После субботнего вечера — воскресенье. Только тот, кто на службе, способен услышать вздох облегчения в этом слове «воскресенье». Летчики засыпают накануне вечером, чувствуя впереди неистощимое богатство свободного времени. Может быть, мы даже сможем пролежать в кровати все завтрашнее утро. Но с дневным светом это сияние отчасти рассеивается. Голубая форма делает нас пригодными для похода в церковь, а этот поход имеет репутацию самой свирепой инспекции за неделю. Ведь на сборном пункте тренируют и офицеров. Разве мы не слышим, как Стиффи, толстый инструктор по строевой подготовке и шпрехшталмейстер нашего цирка, распекает их перед всем плацем за промахи в поведении или командовании? И разве по воскресеньям он не распределяет между ними отдельные задания? Одному найти столько-то нечищеных ботинок: другому докладывать о тех, у кого кокарда на фуражке слишком низко или слишком высоко (за три недели нам пришлось дважды менять кокарды по приказу), еще один изучает подбородки и записывает фамилии тех, кто зарос щетиной. Им обучение, нам наказание. Скажете, последнего проступка избежать легко? Только не тогда, когда бреешься в неосвещенной душевой, на сквозняке, без зеркала, холодной водой, в шесть утра, и когда дюжина парней толчется за твое место у раковины.

После этих предчувствий сам поход прошел вроде бы легко. Шел такой дождь, что мы завернулись в просторные шинели, штыки свисают у левого бедра (как же на богослужение без штыка?), и дурацкая трость в правой руке. Многие из нас прежде никогда не ходили в церковь строем. Нас разделили на отряды, временно названные «звенья», и провели вниз по Хай-стрит, подкованные ботинки шаркали, скользили и звякали на грязной брусчатке. Никто и мечтать не мог о том, чтобы держать шаг. Офицеры были незнакомы с нами и стеснялись повышать голос на публике, чтобы перекричать оркестр, шум машин и проливной дождь. Приказы передавались по шеренге из уст в уста. Ужасно, когда тебя гонят, будто скот на рынок, а все вдоль тротуара на это глазеют.

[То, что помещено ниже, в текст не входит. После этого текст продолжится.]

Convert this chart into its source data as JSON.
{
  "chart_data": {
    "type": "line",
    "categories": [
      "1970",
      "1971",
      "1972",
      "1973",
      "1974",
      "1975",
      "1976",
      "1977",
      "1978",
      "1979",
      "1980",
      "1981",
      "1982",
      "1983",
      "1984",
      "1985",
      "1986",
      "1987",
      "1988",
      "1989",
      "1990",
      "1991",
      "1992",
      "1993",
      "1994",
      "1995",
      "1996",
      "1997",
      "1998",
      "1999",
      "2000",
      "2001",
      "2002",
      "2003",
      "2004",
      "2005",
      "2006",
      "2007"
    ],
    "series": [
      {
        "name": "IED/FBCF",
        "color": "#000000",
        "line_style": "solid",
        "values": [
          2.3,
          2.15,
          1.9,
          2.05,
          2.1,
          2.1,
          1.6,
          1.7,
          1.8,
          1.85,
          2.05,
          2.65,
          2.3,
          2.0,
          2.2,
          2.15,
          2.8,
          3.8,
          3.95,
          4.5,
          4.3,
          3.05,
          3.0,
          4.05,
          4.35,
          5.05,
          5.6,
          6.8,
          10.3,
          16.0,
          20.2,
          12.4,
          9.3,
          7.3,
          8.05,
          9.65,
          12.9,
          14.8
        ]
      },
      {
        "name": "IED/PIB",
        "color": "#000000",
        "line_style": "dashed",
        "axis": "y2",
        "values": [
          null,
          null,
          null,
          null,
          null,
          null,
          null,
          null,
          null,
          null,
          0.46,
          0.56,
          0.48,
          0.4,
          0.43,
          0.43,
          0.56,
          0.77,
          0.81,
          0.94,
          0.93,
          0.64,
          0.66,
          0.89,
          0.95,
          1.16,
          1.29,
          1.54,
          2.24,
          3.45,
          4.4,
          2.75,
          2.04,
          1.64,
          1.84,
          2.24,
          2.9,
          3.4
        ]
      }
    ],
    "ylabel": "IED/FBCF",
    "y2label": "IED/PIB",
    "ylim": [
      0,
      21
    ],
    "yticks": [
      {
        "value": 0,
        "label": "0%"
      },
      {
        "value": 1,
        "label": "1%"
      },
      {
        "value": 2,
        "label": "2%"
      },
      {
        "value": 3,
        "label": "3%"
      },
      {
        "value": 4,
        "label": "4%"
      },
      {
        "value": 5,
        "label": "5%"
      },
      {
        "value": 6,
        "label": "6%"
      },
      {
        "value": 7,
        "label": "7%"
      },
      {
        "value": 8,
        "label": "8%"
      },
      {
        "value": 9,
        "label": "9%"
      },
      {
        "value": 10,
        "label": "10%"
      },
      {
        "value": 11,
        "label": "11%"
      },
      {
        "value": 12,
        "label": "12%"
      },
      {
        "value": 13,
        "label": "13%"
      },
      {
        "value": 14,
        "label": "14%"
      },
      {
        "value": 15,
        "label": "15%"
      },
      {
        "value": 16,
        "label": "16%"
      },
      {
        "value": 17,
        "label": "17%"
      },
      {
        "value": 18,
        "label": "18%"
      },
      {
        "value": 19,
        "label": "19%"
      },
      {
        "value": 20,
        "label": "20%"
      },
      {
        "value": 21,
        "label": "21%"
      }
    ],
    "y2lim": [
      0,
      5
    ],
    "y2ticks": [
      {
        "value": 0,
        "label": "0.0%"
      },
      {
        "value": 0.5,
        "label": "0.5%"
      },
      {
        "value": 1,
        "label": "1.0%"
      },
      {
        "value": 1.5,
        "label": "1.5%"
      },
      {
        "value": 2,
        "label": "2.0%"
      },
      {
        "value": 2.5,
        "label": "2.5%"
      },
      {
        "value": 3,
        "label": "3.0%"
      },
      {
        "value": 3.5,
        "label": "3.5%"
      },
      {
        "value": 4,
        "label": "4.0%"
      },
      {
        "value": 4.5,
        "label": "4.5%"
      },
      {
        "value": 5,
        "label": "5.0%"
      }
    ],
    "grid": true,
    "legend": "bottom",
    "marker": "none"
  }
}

Множество раз реставрированная церковь четырнадцатого века наполнилась на три четверти нашими голубыми волнами, в которых наши странные подвижные головы свободно болтались над спинками скамей. Подвижные — потому что глаза не были больше прикованы к прямой линии, и странные — по цвету и очертаниям: все фуражки были сняты, и прежде нас никогда так не выдавали, как сейчас, в церкви. Головы рекрутов обкарнывают до крови, и черепа их бледно-розового цвета. Даже старшим приходится носить свиную щетину, как у нас, на шее: но на макушке их волосы очень длинные и плотно прилизаны к черепу, чтобы незаметно ложиться под фуражкой. Летчик рискнет любым наказанием, лишь бы не оболваниваться, как армейские. В оправдание мы заявляем: разве ВВС — не Волосатые Воздушные Силы?

Клирикам мы, должно быть, казались многообещающими слушателями, ведь наши уши, красные от дождя, торчали, очень большие и развесистые, под бороздой, врытой в кожу головы тугим ободком фуражки. Но головы, похожие на пули, и шеи под тугими воротниками обнаруживали также грубость, которая явно устрашала слуг Господних. Большинство из них каждым словом своим показывает, что мы отъявленные грешники.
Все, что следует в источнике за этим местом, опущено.